I’ve had numerous conversations that have started with my questions about customers and what they really know that quickly involve survey results where some percentage of those surveyed said some feature was important. I then ask if they’ve hit at least that same percentage in sales. It never does.
If you are going to try and build a software product using imaginary users, you should be happy with imaginary results.
Learn their names, what they like, what they don’t. Learn about them as people. Then their actions will cease to be mysterious.
-
Resource Management
“What is everyone working on?” Is probably the question I hate hearing the most. So many managers and leaders of companies focus their energy on optimizing their resources whether it be people, money, time, or scope that they can’t focus on why it mattered in the first place. Here’s a contrived example. An organization wants to increase revenue by 5% this quarter. This trickles down and transforms into a series of interesting objectives towards the bottom of the organization. Usually things like turning off servers (Cost reduction), or trying to build a set of features by a deadline (Time to market, and product management). So whips get cracked, people steel themselves to survive the time coming up, 40 hours a week turns into 50, then 60, then 80. Costs balloon and the deadline is missed, then moved, and maybe missed again.
If the reason why this happens remains elusive, let me connect the dots. Actually, let me do the opposite, let me disconnect the dots. If the goal was to increase revenue by 5%, that should have been the only dot. Worrying about everything else is a distraction. It also prevents everyone from having any chance of actually contributing to that problem.
Another way of putting is, if you have a team of 9 developers, 5 IT members, 2 designers, and you task them with shutting off servers for efficiency and cost reduction, and building features for a deadline, then the energy of those 16 people are put towards exactly that. Those 16 people aren’t going to increase revenue by 5%. They weren’t asked to.

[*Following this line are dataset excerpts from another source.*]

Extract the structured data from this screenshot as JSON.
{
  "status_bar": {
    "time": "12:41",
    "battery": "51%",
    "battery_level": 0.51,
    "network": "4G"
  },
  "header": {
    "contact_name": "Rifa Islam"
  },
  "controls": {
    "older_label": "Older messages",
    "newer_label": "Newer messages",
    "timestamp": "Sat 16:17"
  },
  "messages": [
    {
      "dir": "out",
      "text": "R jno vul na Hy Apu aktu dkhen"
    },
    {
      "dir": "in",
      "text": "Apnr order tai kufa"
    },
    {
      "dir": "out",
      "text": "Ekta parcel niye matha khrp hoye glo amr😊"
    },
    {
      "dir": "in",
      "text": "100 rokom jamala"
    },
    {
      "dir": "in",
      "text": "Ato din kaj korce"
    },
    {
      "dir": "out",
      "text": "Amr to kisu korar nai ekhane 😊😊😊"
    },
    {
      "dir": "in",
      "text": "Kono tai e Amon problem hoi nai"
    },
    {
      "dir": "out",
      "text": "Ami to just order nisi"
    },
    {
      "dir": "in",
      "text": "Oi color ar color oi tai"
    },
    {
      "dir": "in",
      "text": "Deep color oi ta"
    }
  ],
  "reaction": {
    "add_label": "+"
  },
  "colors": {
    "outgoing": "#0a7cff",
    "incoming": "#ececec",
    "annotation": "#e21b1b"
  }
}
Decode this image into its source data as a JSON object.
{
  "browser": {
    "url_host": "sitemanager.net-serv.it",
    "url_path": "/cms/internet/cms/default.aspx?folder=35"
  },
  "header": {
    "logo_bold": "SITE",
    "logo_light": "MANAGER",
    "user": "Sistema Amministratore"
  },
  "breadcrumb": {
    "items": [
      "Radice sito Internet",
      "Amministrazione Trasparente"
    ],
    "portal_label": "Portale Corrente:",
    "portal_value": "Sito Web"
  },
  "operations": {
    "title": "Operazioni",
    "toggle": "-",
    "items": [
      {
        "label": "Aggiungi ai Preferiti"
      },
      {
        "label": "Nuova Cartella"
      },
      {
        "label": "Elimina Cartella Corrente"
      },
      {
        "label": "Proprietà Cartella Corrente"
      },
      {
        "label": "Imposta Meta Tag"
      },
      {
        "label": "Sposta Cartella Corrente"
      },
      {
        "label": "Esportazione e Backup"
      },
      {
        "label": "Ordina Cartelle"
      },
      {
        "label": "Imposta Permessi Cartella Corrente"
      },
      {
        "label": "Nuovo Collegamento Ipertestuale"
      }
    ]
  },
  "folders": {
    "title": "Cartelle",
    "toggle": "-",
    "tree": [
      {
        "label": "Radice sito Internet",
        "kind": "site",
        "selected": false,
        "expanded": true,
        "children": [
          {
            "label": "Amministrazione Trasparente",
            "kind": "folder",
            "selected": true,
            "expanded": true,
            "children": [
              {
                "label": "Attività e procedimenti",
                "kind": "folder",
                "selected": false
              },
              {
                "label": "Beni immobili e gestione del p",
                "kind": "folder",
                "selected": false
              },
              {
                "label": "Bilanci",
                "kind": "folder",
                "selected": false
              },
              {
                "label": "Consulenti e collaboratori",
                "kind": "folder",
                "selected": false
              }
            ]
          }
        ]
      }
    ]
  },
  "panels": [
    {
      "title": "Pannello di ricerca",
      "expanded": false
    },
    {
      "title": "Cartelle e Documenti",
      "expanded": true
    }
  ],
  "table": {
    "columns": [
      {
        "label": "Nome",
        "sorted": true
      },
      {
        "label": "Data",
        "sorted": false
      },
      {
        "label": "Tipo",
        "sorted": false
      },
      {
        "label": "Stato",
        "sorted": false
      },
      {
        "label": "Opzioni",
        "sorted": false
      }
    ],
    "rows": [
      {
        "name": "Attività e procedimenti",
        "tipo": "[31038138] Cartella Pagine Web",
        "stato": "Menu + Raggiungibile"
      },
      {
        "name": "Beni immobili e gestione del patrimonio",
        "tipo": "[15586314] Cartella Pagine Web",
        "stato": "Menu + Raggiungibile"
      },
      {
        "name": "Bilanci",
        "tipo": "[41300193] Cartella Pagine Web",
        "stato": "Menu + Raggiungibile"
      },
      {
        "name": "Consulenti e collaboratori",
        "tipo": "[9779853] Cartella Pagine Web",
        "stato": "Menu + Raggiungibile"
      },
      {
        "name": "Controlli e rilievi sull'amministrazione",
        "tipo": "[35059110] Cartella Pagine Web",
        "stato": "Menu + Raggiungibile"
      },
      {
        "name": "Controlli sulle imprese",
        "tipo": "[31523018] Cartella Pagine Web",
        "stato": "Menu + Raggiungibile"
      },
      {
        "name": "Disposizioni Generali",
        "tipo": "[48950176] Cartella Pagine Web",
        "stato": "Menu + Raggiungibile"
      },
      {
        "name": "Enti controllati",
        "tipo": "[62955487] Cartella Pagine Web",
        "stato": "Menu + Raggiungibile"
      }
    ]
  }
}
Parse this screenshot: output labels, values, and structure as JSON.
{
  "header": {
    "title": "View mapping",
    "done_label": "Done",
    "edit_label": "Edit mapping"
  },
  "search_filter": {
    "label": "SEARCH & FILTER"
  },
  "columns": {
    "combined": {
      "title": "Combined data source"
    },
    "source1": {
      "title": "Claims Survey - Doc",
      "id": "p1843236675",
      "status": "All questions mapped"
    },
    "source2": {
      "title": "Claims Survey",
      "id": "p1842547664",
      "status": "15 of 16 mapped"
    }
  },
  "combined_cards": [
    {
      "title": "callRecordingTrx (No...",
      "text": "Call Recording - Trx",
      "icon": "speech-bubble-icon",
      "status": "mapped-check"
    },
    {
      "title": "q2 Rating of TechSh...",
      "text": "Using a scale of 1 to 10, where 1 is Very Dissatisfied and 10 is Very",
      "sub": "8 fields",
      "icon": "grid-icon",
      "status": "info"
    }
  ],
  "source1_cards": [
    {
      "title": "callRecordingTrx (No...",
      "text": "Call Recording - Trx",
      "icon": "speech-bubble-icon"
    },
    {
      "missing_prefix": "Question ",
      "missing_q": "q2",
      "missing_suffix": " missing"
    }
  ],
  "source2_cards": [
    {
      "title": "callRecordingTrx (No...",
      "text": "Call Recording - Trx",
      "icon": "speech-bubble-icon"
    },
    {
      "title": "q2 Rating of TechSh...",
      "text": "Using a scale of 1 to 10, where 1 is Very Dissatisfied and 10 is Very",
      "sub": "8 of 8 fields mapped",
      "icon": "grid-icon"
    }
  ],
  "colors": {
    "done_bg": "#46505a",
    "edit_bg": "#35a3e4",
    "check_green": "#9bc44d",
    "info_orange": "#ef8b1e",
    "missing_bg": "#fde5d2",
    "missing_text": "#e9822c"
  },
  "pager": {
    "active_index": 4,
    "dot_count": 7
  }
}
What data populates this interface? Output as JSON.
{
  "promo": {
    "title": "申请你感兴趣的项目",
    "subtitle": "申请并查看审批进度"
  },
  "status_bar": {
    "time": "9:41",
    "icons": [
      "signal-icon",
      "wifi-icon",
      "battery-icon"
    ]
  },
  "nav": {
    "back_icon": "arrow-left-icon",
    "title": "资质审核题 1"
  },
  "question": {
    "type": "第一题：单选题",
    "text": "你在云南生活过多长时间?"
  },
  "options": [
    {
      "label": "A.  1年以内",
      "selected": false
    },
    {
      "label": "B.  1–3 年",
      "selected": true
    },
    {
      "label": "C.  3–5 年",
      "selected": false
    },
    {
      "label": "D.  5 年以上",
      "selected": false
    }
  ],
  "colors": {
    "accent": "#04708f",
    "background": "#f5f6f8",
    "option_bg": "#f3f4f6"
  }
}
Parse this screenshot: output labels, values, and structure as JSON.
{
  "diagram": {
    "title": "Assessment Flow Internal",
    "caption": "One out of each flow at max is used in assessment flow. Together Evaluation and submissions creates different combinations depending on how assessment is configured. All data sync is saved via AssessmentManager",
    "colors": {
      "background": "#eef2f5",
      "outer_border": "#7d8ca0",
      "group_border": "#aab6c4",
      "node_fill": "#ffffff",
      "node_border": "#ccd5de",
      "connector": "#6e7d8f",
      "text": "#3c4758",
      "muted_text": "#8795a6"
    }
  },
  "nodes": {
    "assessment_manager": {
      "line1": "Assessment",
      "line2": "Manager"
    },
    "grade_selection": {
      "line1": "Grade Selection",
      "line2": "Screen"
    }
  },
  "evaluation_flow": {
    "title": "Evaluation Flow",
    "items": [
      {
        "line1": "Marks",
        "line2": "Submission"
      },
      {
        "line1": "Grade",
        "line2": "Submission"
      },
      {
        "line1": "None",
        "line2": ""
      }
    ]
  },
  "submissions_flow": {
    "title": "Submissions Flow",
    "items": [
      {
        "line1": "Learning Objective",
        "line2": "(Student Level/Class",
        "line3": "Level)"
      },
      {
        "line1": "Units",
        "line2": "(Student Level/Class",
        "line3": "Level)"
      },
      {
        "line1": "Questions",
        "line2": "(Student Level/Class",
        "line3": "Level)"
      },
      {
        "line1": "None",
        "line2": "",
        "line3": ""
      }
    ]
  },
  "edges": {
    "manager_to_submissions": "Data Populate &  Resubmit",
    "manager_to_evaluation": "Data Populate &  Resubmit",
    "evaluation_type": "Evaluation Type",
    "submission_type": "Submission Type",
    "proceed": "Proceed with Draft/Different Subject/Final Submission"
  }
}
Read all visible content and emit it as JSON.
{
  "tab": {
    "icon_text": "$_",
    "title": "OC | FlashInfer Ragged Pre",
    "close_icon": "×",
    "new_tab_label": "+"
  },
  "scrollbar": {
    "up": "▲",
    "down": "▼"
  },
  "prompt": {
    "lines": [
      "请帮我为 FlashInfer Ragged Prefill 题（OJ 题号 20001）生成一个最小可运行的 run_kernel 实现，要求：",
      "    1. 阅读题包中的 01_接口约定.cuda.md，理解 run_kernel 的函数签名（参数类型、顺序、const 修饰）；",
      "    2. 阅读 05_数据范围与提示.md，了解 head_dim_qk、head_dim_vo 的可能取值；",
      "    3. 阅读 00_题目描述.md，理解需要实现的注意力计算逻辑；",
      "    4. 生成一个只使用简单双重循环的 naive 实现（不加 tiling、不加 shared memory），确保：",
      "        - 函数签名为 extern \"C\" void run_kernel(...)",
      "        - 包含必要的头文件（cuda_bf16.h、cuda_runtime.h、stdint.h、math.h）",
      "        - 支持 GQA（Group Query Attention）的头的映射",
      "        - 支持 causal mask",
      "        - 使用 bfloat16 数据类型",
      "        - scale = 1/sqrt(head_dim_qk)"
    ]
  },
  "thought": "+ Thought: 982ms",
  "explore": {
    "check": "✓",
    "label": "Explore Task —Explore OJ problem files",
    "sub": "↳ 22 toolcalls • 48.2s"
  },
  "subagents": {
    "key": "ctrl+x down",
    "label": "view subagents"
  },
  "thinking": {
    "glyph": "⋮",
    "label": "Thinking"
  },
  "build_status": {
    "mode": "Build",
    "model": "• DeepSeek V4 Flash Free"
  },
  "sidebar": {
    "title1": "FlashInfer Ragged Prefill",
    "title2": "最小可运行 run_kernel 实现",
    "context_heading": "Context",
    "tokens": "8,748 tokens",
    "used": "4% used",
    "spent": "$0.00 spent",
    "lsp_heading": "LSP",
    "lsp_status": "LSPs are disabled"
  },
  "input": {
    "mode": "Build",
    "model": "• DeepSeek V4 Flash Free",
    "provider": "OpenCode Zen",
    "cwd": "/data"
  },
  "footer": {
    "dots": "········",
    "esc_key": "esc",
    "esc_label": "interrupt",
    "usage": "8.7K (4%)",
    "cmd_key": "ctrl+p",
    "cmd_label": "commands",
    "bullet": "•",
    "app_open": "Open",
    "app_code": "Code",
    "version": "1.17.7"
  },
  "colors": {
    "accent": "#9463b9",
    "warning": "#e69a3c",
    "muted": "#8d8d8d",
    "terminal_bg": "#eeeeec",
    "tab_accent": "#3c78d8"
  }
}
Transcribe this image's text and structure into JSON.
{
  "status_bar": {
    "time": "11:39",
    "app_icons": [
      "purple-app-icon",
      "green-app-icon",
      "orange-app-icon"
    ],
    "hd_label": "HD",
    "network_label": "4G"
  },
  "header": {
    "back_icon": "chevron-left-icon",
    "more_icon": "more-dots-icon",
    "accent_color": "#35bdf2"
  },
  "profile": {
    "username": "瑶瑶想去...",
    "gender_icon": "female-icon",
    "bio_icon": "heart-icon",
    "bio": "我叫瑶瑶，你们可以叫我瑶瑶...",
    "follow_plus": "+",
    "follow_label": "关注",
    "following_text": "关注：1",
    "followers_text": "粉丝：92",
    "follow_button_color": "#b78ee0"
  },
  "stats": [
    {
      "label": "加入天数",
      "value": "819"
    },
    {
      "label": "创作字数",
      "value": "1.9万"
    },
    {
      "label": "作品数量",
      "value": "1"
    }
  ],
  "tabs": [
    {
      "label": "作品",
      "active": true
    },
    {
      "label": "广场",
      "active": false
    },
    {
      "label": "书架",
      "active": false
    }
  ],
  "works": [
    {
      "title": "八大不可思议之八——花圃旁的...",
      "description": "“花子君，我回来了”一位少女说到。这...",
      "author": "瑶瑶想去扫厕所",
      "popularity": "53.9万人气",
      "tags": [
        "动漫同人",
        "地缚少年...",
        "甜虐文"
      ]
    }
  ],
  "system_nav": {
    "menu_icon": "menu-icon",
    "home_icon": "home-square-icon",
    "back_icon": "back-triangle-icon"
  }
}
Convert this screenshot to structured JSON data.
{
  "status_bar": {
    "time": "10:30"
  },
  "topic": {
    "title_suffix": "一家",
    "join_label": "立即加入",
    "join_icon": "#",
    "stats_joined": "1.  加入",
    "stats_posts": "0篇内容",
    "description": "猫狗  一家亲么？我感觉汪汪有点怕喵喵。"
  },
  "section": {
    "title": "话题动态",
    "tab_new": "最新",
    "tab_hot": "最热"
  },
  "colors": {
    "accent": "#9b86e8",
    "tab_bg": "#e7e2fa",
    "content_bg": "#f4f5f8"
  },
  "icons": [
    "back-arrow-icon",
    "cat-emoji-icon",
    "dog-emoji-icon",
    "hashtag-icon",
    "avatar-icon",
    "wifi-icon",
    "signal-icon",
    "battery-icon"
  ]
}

Stop managing resources, and start managing results.
-
Chain of Command
Along the same lines of what has previously been written, consider the basic structure of subordinates reporting to superiors. Almost all organizations are built in a basic pyramid that has this building block. Now, this isn’t awful. In fact, people crave structures like this all the time. However, what is wrong is how this structure winds up confusing people into failing.
There is a subtle thing in this relationship that I need to explain. I will be an exemplar employee, and promoted if I make those that I report to happy. This actually has very little to do with my performance, ability, or any of the other attributes that people claim to like.
Everyone has worked under someone that was awful and terrible, and while you can try to become good at internal politics, the situation is all too common that the way to succeed is just to satisfy that superior, no matter how absurd it is to do so.
Consider an alternative where your measure of success is related to the impact you have in accomplishing the goals of the organization, instead of what your superior says. This allows you the freedom to explore, to try, to fail, to discover, and to try a great deal more than whatever narrow task has been given. For managers this allows the people who report to you to actually help deliver on what you were always trying to without putting all of the risk on your shoulders to make the right choice on what should be done.